…Very quietly I take my leave, as quietly as I came here
Henry Heng Lu
May 28 — July 27, 2018
Closing reception is Thursday, July 19 at 6:00 PM, followed by drinks at the Palomino (109 7 Ave SW) from 7:00 to 9:00 PM. All TNG reception guests will receive 15% off their bill when presenting the exhibition postcard. Admission is free and all are welcome.
“Very quietly I take my leave,
As quietly as I came here;
Quietly I wave goodbye,
To the rosy clouds in the western sky.”
–Xu Zhimo, Saying Goodbye to Cambridge Again, 1928
Southern Chinese city Shenzhen is China’s most successful Special Economic Zone that was established in the context of the country’s modernization through its Open Door Policy (announced by China’s then leader Deng Xiaoping) in 1978. Modeled after Hong Kong, Shenzhen is considerably less political than Northern cities such as the Capital Beijing and Tianjin and has branded itself as an open space for innovation and foreign businesses. However, regarded as a cultural desert and a city of migrant workers, the city has been struggling with defining itself with a core cultural identity. Born in Shenzhen, the artist grew up with this then-emerging modern Chinese city witnessing the evolutions of its economic and political landscape.

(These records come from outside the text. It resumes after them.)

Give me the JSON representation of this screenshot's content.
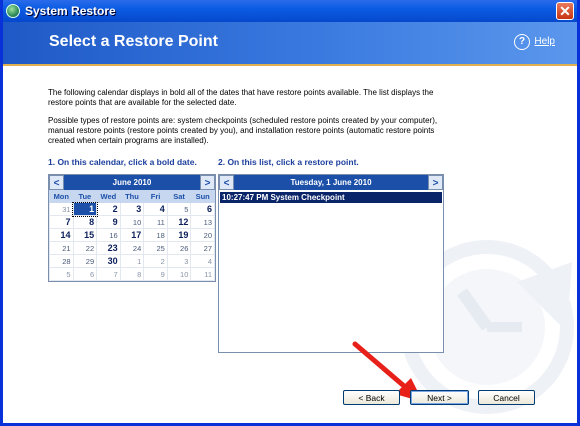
{
  "window": {
    "title": "System Restore"
  },
  "header": {
    "title": "Select a Restore Point",
    "help_label": "Help",
    "help_icon_glyph": "?"
  },
  "intro_text": "The following calendar displays in bold all of the dates that have restore points available. The list displays the restore points that are available for the selected date.",
  "types_text": "Possible types of restore points are: system checkpoints (scheduled restore points created by your computer), manual restore points (restore points created by you), and installation restore points (automatic restore points created when certain programs are installed).",
  "step1": "1. On this calendar, click a bold date.",
  "step2": "2. On this list, click a restore point.",
  "calendar": {
    "month_label": "June 2010",
    "prev": "<",
    "next": ">",
    "weekdays": [
      "Mon",
      "Tue",
      "Wed",
      "Thu",
      "Fri",
      "Sat",
      "Sun"
    ],
    "weeks": [
      [
        {
          "d": "31",
          "t": "other"
        },
        {
          "d": "1",
          "t": "selected"
        },
        {
          "d": "2",
          "t": "bold"
        },
        {
          "d": "3",
          "t": "bold"
        },
        {
          "d": "4",
          "t": "bold"
        },
        {
          "d": "5",
          "t": ""
        },
        {
          "d": "6",
          "t": "bold"
        }
      ],
      [
        {
          "d": "7",
          "t": "bold"
        },
        {
          "d": "8",
          "t": "bold"
        },
        {
          "d": "9",
          "t": "bold"
        },
        {
          "d": "10",
          "t": ""
        },
        {
          "d": "11",
          "t": ""
        },
        {
          "d": "12",
          "t": "bold"
        },
        {
          "d": "13",
          "t": ""
        }
      ],
      [
        {
          "d": "14",
          "t": "bold"
        },
        {
          "d": "15",
          "t": "bold"
        },
        {
          "d": "16",
          "t": ""
        },
        {
          "d": "17",
          "t": "bold"
        },
        {
          "d": "18",
          "t": ""
        },
        {
          "d": "19",
          "t": "bold"
        },
        {
          "d": "20",
          "t": ""
        }
      ],
      [
        {
          "d": "21",
          "t": ""
        },
        {
          "d": "22",
          "t": ""
        },
        {
          "d": "23",
          "t": "bold"
        },
        {
          "d": "24",
          "t": ""
        },
        {
          "d": "25",
          "t": ""
        },
        {
          "d": "26",
          "t": ""
        },
        {
          "d": "27",
          "t": ""
        }
      ],
      [
        {
          "d": "28",
          "t": ""
        },
        {
          "d": "29",
          "t": ""
        },
        {
          "d": "30",
          "t": "bold"
        },
        {
          "d": "1",
          "t": "other"
        },
        {
          "d": "2",
          "t": "other"
        },
        {
          "d": "3",
          "t": "other"
        },
        {
          "d": "4",
          "t": "other"
        }
      ],
      [
        {
          "d": "5",
          "t": "other"
        },
        {
          "d": "6",
          "t": "other"
        },
        {
          "d": "7",
          "t": "other"
        },
        {
          "d": "8",
          "t": "other"
        },
        {
          "d": "9",
          "t": "other"
        },
        {
          "d": "10",
          "t": "other"
        },
        {
          "d": "11",
          "t": "other"
        }
      ]
    ]
  },
  "restore_list": {
    "date_label": "Tuesday, 1 June 2010",
    "prev": "<",
    "next": ">",
    "items": [
      "10:27:47 PM  System Checkpoint"
    ]
  },
  "buttons": {
    "back": "< Back",
    "next": "Next >",
    "cancel": "Cancel"
  },
  "colors": {
    "accent": "#1b4fa8",
    "title_bar": "#0a5ce3",
    "arrow": "#e8201a"
  }
}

After spending the first 17 years of his life in Shenzhen, the artist moved to Canada in 2011. As part of the more recent influx of Mainland Chinese immigrants into Canada, the artist finds himself stuck in two loose identities: A former resident of Shenzhen who finds it different to tell who he is, and a Chinese Canadian that has been an outsider to the mainstream Canada. In Canada, he has been often seen as a representative of, an exile from, or generally associated with “Communist China” by many, simply based on China’s political system.
During a recent trip back to Shenzhen, the artist attempted to reconnect with his past in the city. By documenting traces of what might be considered “Socialist/Communist” and iconic imagery of the country’s leaders found in spaces in which he spent a lot of time as a teenager, such as schools, bookstores and his father’s office, the artist examines how Socialist and Post-Socialist ideologies may have influenced his everyday thinking and what may have defined him in Western eyes.
Henry Heng Lu is a Chinese-born, Toronto-based artist and curator. Lu primarily works with photography, video, and performance to investigate often overlooked narratives surrounding cultural identities and inequalities during the 21st century, in terms of values, doubt, insecurity, and vulnerability. He is co-founder and curator of Call Again, a Toronto-based initiative/collective committed to creating space for contemporary diasporic artistic practices and to expanding the notion of Asian art in the context of North America and beyond, through events and exhibitions. He has presented projects through numerous channels, including Creative Time Summit, Art Museum at the University of Toronto, CONTACT Photography Festival, Toronto Reel Asian Film Festival, Vtape, and Toronto Public Library. He holds a Master of Visual Studies from the John H. Daniels Faculty of Architecture, Landscape, and Design, University of Toronto.